平成21年に惜しまれながら閉校となった長岡市和島の島田小学校。
その古い校舎が新たな役割を持って現役で活躍している。
島田小学校は100年以上続いた歴史ある学校。
開校は明治37年。最初は男女の玄関は別々だったそうだ。
木造校舎と体育館が建てられたのが昭和2年というから、
地元の人々にとっては、自分も、お父さんも、おじいちゃんもこの中を走りまわっていたのだろう。
廃校になった校舎が当たり前のように取り壊されていく時代の中、
ここは「和島トゥー・ル・モンド」という新しい施設としてリノベーションされ、
今も同じ場所に建ち続けている。
リノベーションとは、
既存の建物を改修して、別の用途や機能の付加価値を持たせて再生する、というような意味。
基礎にも手を加えた大掛かりな改修工事だったらしい。
古い木造校舎の1階にはレストラン、向かいの校舎にはパン工房があり、
たくさんの人が訪れている。
木造校舎の2階は、教室をそのまま使ったギャラリースペース。
自由に見学ができる。
奥の教室は「島田小学校郷土資料館」として開放されている。
この校舎はいくつかの映画のロケ地にもなっていて、そのポスターや写真も飾られている。
4月に亡くなられた大林宣彦監督の「この空の花〜長岡花火物語」のロケもここで行われた。

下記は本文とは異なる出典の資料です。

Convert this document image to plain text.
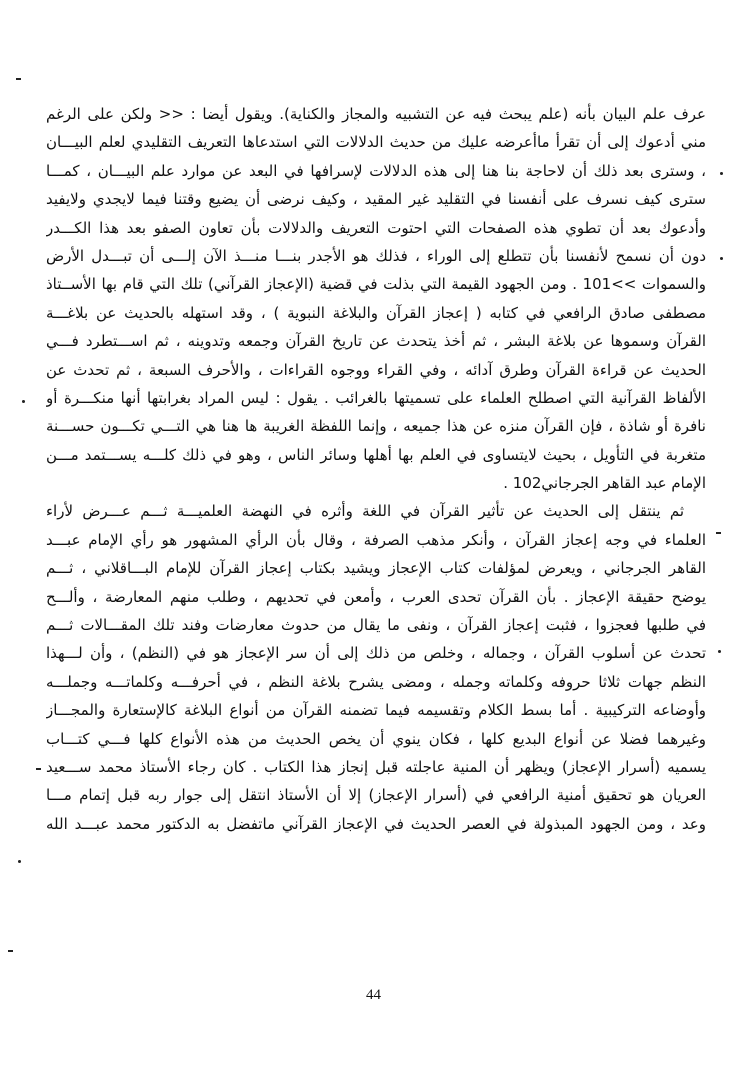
عرف علم البيان بأنه (علم يبحث فيه عن التشبيه والمجاز والكناية). ويقول أيضا : << ولكن على الرغم
مني أدعوك إلى أن تقرأ ماأعرضه عليك من حديث الدلالات التي استدعاها التعريف التقليدي لعلم البيـــان
، وسترى بعد ذلك أن لاحاجة بنا هنا إلى هذه الدلالات لإسرافها في البعد عن موارد علم البيـــان ، كمـــا
سترى كيف نسرف على أنفسنا في التقليد غير المقيد ، وكيف نرضى أن يضيع وقتنا فيما لايجدي ولايفيد
وأدعوك بعد أن تطوي هذه الصفحات التي احتوت التعريف والدلالات بأن تعاون الصفو بعد هذا الكـــدر
دون أن نسمح لأنفسنا بأن تتطلع إلى الوراء ، فذلك هو الأجدر بنـــا منـــذ الآن إلـــى أن تبـــدل الأرض
والسموات >>101 . ومن الجهود القيمة التي بذلت في قضية (الإعجاز القرآني) تلك التي قام بها الأســتاذ
مصطفى صادق الرافعي في كتابه ( إعجاز القرآن والبلاغة النبوية ) ، وقد استهله بالحديث عن بلاغـــة
القرآن وسموها عن بلاغة البشر ، ثم أخذ يتحدث عن تاريخ القرآن وجمعه وتدوينه ، ثم اســـتطرد فـــي
الحديث عن قراءة القرآن وطرق آدائه ، وفي القراء ووجوه القراءات ، والأحرف السبعة ، ثم تحدث عن
الألفاظ القرآنية التي اصطلح العلماء على تسميتها بالغرائب . يقول : ليس المراد بغرابتها أنها منكـــرة أو
نافرة أو شاذة ، فإن القرآن منزه عن هذا جميعه ، وإنما اللفظة الغريبة ها هنا هي التـــي تكـــون حســـنة
متغربة في التأويل ، بحيث لايتساوى في العلم بها أهلها وسائر الناس ، وهو في ذلك كلـــه يســـتمد مـــن
الإمام عبد القاهر الجرجاني102 .
ثم ينتقل إلى الحديث عن تأثير القرآن في اللغة وأثره في النهضة العلميـــة ثـــم عـــرض لأراء
العلماء في وجه إعجاز القرآن ، وأنكر مذهب الصرفة ، وقال بأن الرأي المشهور هو رأي الإمام عبـــد
القاهر الجرجاني ، ويعرض لمؤلفات كتاب الإعجاز ويشيد بكتاب إعجاز القرآن للإمام البـــاقلاني ، ثـــم
يوضح حقيقة الإعجاز . بأن القرآن تحدى العرب ، وأمعن في تحديهم ، وطلب منهم المعارضة ، وألـــح
في طلبها فعجزوا ، فثبت إعجاز القرآن ، ونفى ما يقال من حدوث معارضات وفند تلك المقـــالات ثـــم
تحدث عن أسلوب القرآن ، وجماله ، وخلص من ذلك إلى أن سر الإعجاز هو في (النظم) ، وأن لـــهذا
النظم جهات ثلاثا حروفه وكلماته وجمله ، ومضى يشرح بلاغة النظم ، في أحرفـــه وكلماتـــه وجملـــه
وأوضاعه التركيبية . أما بسط الكلام وتقسيمه فيما تضمنه القرآن من أنواع البلاغة كالإستعارة والمجـــاز
وغيرهما فضلا عن أنواع البديع كلها ، فكان ينوي أن يخص الحديث من هذه الأنواع كلها فـــي كتـــاب
يسميه (أسرار الإعجاز) ويظهر أن المنية عاجلته قبل إنجاز هذا الكتاب . كان رجاء الأستاذ محمد ســـعيد
العريان هو تحقيق أمنية الرافعي في (أسرار الإعجاز) إلا أن الأستاذ انتقل إلى جوار ربه قبل إتمام مـــا
وعد ، ومن الجهود المبذولة في العصر الحديث في الإعجاز القرآني ماتفضل به الدكتور محمد عبـــد الله
44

校舎の位置が左右逆なので、版画として彫られた作品。それにしても大きい版木。
たくさんの子供達が走りまわった体育館。
105年の歴史の中で卒業生は7,147名。
みんなドキドキしながら卒業証書をもらったのでしょう。
私が小学一年生の頃に通っていた学校も、かなり古い木造校舎だった。
取り壊された跡地には道路が通り、家が建ち、今はもう何がどこにあったのかもわからない。
記憶の中にある校舎もぼんやりしている。
もし今も残っていたなら、きっとお気に入りの場所になっているはず。
自分たちの母校が今も残っているなんて、卒業生は幸せだなあと思う。
これからもずっと残してほしい場所だ。